Deuxièmement, plusieurs auteurs nuancent les travaux de Selye, et mettent en évidence des patterns de réponses au stress présentants des différences. Par exemple, Cox & Cox (1985. In Rivollier, sous la direction de Le Scanff et Bertsch, 1995) observent des différences de réponse sécrétrices d'adrénaline et de noradrénaline à diverses situations de stress. Ils montrent également une sensibilité de sécrétion en fonction des caractéristiques du travail telles que le mode de rémunération et la cadence de travail. La conclusion de cette étude est que l'activation de noradrénaline est en relation avec l'activité physique, les contraintes psychologiques et les frustrations engendrées par les types de tâches, alors que l'activation d'adrénaline est liée au sentiment d'effort et de stress.

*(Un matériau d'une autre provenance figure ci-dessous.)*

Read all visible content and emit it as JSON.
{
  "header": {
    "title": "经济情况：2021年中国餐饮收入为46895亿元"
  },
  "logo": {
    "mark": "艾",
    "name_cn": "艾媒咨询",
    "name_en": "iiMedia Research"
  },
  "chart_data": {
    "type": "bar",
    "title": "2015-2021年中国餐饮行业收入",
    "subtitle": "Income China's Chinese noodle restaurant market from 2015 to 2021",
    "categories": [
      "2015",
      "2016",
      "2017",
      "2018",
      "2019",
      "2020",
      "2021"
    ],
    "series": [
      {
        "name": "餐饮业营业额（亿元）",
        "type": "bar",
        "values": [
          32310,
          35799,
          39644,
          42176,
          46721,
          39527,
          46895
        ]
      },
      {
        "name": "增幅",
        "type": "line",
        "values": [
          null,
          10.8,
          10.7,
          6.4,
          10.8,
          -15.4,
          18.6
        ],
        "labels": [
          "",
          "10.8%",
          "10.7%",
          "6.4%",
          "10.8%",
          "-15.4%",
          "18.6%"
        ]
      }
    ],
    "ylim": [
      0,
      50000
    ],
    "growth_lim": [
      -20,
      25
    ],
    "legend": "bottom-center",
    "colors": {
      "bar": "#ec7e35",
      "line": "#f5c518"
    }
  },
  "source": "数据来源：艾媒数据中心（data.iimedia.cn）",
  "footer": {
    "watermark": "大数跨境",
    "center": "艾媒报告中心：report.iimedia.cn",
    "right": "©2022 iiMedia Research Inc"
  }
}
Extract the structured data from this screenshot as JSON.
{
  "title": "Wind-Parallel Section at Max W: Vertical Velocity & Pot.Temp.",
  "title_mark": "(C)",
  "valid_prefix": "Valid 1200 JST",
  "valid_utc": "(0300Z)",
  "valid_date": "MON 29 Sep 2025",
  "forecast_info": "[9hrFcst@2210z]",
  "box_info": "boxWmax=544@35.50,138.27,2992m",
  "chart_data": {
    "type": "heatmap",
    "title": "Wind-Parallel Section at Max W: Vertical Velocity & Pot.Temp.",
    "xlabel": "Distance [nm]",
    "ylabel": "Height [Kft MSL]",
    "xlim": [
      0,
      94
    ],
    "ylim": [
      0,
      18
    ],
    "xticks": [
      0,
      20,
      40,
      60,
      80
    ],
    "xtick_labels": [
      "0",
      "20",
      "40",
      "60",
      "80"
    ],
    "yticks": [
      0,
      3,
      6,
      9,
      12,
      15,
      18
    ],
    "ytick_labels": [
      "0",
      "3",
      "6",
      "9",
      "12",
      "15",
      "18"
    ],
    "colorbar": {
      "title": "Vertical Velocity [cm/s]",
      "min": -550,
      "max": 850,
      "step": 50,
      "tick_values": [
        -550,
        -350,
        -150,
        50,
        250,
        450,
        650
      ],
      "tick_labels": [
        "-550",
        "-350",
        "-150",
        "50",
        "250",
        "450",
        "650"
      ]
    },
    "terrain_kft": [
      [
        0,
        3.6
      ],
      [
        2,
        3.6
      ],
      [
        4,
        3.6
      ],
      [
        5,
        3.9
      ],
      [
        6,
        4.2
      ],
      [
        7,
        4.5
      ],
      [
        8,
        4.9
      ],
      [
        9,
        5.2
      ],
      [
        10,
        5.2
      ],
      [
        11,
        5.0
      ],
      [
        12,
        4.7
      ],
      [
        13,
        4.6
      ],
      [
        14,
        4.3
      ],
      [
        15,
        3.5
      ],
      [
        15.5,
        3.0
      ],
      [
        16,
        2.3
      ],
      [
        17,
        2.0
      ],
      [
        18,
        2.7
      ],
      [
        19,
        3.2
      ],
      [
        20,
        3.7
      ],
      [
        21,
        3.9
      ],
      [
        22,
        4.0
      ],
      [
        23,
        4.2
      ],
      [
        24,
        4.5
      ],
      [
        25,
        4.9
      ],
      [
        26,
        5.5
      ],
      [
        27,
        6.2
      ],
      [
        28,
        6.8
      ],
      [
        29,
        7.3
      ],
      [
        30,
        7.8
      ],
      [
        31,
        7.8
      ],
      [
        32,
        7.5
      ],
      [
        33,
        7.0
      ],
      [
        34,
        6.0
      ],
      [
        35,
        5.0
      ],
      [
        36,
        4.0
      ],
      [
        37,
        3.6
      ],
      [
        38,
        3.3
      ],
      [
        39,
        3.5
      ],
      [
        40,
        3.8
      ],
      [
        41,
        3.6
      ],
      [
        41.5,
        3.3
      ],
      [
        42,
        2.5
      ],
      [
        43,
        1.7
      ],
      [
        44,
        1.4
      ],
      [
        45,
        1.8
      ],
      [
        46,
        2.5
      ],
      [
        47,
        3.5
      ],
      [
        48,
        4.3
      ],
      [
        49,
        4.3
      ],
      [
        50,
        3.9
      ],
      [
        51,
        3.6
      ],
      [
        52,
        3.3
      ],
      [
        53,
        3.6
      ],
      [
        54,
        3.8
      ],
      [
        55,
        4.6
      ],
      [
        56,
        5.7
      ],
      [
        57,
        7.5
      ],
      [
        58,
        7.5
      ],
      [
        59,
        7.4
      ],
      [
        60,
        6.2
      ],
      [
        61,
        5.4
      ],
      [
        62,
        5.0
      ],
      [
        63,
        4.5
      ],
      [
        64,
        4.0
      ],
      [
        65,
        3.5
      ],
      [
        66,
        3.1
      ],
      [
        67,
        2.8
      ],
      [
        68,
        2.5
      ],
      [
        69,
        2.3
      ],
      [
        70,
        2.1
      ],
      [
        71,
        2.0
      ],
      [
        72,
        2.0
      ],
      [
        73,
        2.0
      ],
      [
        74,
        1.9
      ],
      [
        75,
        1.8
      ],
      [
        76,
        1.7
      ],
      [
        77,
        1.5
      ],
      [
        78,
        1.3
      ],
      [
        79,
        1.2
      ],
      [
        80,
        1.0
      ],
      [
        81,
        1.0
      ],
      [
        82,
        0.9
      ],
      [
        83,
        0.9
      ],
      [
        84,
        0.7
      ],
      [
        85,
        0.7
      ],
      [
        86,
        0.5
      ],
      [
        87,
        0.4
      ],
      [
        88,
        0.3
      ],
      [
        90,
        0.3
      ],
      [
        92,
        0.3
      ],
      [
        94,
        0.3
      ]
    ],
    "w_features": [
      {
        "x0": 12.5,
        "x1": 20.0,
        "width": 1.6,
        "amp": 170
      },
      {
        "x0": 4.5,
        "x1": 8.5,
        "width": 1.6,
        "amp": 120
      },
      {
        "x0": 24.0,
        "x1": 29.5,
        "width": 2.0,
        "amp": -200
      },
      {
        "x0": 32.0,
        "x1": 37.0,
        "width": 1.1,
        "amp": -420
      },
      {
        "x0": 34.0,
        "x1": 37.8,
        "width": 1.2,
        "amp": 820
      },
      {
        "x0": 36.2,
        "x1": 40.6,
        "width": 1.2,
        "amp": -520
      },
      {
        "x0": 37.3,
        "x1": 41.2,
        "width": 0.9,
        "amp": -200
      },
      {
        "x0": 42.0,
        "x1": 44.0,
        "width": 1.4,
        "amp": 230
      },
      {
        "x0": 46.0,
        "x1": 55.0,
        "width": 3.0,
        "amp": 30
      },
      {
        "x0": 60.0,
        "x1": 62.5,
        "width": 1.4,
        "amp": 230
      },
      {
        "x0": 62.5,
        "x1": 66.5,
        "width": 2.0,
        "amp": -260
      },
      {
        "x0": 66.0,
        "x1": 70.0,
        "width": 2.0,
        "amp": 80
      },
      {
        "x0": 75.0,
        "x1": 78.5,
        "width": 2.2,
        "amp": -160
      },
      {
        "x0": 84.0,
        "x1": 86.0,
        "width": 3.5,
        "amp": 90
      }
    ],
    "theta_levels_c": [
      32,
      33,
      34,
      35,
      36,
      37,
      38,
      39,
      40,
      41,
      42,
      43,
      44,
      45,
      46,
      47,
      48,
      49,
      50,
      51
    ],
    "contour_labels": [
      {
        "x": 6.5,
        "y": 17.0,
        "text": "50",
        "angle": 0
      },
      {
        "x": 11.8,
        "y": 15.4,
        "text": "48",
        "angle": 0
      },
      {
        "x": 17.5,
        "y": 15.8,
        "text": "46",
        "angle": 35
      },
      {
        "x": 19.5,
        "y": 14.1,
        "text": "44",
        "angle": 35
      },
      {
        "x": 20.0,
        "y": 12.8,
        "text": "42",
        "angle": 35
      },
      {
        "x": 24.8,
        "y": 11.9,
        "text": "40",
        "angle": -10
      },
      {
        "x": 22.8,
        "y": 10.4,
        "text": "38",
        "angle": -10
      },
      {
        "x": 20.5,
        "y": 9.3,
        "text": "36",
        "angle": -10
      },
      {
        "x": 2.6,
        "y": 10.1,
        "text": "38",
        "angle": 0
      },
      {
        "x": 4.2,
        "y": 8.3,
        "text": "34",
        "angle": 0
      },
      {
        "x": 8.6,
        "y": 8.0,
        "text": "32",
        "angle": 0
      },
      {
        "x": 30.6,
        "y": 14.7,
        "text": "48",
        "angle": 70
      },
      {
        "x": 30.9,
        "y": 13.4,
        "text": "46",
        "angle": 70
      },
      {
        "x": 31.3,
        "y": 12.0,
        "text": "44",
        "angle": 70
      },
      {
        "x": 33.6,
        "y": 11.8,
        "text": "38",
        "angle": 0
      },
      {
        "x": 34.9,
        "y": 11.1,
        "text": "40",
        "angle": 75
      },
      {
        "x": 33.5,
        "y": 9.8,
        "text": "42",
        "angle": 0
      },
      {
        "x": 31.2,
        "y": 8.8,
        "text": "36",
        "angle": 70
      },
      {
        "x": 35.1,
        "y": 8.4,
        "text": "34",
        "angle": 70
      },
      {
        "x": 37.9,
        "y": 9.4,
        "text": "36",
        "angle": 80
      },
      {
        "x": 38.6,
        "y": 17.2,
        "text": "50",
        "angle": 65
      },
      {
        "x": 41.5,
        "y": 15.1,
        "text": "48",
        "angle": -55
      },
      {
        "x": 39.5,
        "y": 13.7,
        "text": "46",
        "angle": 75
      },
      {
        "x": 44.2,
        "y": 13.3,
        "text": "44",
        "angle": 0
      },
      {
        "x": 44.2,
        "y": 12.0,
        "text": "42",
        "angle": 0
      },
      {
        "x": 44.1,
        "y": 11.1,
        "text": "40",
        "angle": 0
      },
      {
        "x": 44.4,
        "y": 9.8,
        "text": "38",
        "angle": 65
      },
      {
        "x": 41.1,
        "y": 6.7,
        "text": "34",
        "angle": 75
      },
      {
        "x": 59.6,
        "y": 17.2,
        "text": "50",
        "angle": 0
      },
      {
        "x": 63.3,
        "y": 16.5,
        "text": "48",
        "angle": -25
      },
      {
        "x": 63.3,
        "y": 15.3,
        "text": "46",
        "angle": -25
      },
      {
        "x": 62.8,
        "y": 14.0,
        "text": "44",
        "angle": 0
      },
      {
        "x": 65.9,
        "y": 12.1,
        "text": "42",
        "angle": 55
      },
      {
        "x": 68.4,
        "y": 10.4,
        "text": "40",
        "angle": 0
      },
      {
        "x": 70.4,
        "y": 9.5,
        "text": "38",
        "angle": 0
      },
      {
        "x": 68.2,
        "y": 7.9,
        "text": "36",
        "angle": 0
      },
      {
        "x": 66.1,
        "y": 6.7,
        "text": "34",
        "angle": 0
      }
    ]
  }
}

Concernant l’explication physiologique, les conclusions de Cox et Cox sont très intéressantes. En effet, noradrénaline et adrénaline, bien qu’ayant la même fonction durant la phase d’alarme, n’ont pas le même potentiel de transmission de l’information : l’action de l’adrénaline est une forme atténuée de l’action noradrénergique. Ceci s’explique par une sensibilité réduite des récepteurs noradrénergique alpha pour l’adrénaline. Ainsi, l’hypothèse que l’on peut faire est que la médullosurrénale diminue la production de noradrénaline au profit de l’adrénaline, conduisant à une phase d’alarme diminuée avec les avantages que cela peut apporter dans certaines situations.

Non-spécificité de la réponse et objectivisme « contre-phénoménologique », sont donc les deux grandes critiques que l’on peut faire à l’explication biologique et surtout l’explication de Hans Selye.

La position cognitiviste quant à elle, n’a pas eu le même genre de problèmes. Elle a eu cependant des difficultés à relier le psychisme aux points forts de l’explication biologique. Ainsi, on a pu voir des définitions du stress excluant le pôle physiologique du stress, comme c’est le cas avec la position de Jacques Larue (sous la direction de Le Scanff et Bertsch, 1995) : « un état psychologique issu de la perception d’un déséquilibre entre les attentes perçues et l’autoévaluation de ses propres capacités à rencontrer les exigences de la tâche ».

Mais le stress est aussi un état physiologique, comme peuvent nous le montrer de multiples exemples de la vie quotidienne. D’ailleurs, des auteurs tels que Selye ont pu montrer l’impact du stress sur le corps avec les maladies dites « de l’adaptation ». De ce fait, on ne peut rayer le pôle biologique du stress et l’on se doit de l’intégrer à une définition englobante.

Si l’on regarde la littérature sur le stress, il y a eu relativement peu d’essais entrepris pour relier précisément les deux explications. Nous allons essayer d’en donner une comme hypothèse et qui rassemble ce que l’on a vu depuis le début de ce travail :

Tout commence par la perception de la situation constituée d’un traitement cognitif et émotionnel de l’information. Ce traitement de l’information est constamment remis à jour.

Le pôle émotionnel du traitement de l’information est en relation avec l’activation de la réaction de stress physiologique, comme a pu le montrer Cannon. Il a observé qu’une émotion déclenchait la sécrétion de catécholamines, provoquant ainsi la réponse immédiate du syndrome général d’adaptation. Concernant l'aspect physiologique, l’émotion pourrait transmettre comme information à l’hypothalamus, la quantité d’ajustement (adaptation) à fournir.

Le pôle cognitif du traitement de l’information pourrait transmettre des informations à l’hypothalamus sur la nature de la situation perçue. Ce renseignement pourrait permettre par la suite une plasticité de la réponse de stress en fonction de la situation.

Sans pour autant rentrer plus dans les détails physiologiques- cela prendrait trop de temps- l’apport principal de ce schéma est qu’il lie d’une manière directe le traitement cognitif et émotionnel de l’information à la réaction physiologique de stress, réaction qu’il considère comme spécifique. Pour ces deux raisons, le schéma s’écarte de la définition du stress faite par Selye.

On a vu précédemment les avantages d’une réponse spécifique de stress : le fait que la médullosurrénale diminue la production de noradrénaline au profit de l’adrénaline, pourrait conduire à une phase d’alarme moins violente. Ainsi la perception de certaines situations pourrait conduire à une phase d’alarme moins violente.